Sarah leaned over, her voice a frantic whisper as Dr. Aris turned to leave. "The Chief? On day one? Eliana, Vance is a monster. I heard he fired an intern last year just because their sneakers squeaked on the linoleum."
"I’ll try to walk softly then," Eliana replied, though her stomach was doing slow, nauseating flips.
I’ve spent eleven years preparing for this, she told herself as she walked toward the surgical theater. The bylaws say I’m a doctor. My degree says I’m a doctor. It shouldn't matter whose daughter I am.

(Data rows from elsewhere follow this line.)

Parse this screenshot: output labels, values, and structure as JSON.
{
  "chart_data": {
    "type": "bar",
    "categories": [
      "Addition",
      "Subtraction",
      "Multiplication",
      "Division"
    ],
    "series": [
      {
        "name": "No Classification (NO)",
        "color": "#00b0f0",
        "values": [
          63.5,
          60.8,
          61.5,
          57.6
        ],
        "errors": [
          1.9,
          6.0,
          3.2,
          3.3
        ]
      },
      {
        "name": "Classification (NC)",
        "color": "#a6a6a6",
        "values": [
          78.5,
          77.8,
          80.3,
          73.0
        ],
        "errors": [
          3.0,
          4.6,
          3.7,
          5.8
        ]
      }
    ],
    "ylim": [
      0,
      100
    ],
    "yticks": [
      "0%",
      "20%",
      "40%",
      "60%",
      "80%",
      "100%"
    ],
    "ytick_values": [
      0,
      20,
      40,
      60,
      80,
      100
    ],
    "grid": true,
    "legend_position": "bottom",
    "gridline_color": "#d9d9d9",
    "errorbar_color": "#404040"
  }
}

But as she reached the double doors of the scrub room, she saw him through the frosted glass. Even from the back, Alistair Vance was a staggering presence. He was six-foot-five, with shoulders that seemed to span the width of the room. He moved with a terrifying, efficient grace—a man who had been born in London but hardened by the jagged edges of New York.
She pushed the door open. The sensor-activated sink hissed to life, the sound of rushing water filling the sterile silence. Alistair didn't turn around. He was already mid-scrub, his movements methodical and rhythmic, his thick black hair perfectly coiffed even at this ungodly hour.
"You’re four minutes late, Dr. Woods." His voice was a deep, rich baritone—the kind of British accent that had been sharpened by a decade in Manhattan. It was smooth, authoritative, and entirely devoid of warmth.
"The resident just finished the morning briefing, Chief Vance," Eliana replied, stepping to the sink beside him.
He finally turned his head. Up close, the man was devastatingly handsome, but his beauty was a weapon, not an invitation. His hazel eyes were piercing and cold, assessing her with a look that felt like a physical weight. He looked at her five-foot-nine frame, his gaze lingering on her face for a fraction of a second too long before snapping back to her hands.
"The resident works on my time," he said, his voice dropping an octave. "In this wing, I am the sun, and the residents are the planets that revolve around me. If you’re on my service, you arrive when I arrive. Is that understood, or do we need to have a formal review of the hospital’s punctuality bylaws?"
"I understand, Chief," she said, her voice steady despite the adrenaline surging through her. She began her own scrub, copying his technique with the effortless precision of a natural genius.
Alistair rinsed his hands, holding them up to let the water trail down his elbows. "This is a high-risk procedure. The patient is a father of two. I don't have room for a legacy hire who’s afraid of a little blood or a lot of pressure. If your hands shake, you leave the room. I won't have my theater contaminated by someone who only got their seat because of their father’s checkbook."
The insult hit like a physical blow, but Eliana didn't flinch. She turned off the water with a sharp kick of the knee-panel.
"My hands don't shake, Chief. And my father’s checkbook didn't take my MCATs for me."
Alistair stepped closer. His 6'5" frame loomed over her, the scent of expensive espresso and cedarwood clouding her senses. For a heartbeat, the clinical coldness in his eyes shifted—not to warmth, but to a sharp, dangerous curiosity. He looked like a man who was used to people shrinking away from him. He looked like a man who hadn't expected the butterfly to have teeth.
"We’ll see," he murmured, the New York edge cutting through his accent. "Scrub faster. The clock is ticking, and I don't wait for anyone."
He kicked the OR doors open and disappeared into the bright, white light. Eliana took a breath, adjusted her mask, and followed him into the fray.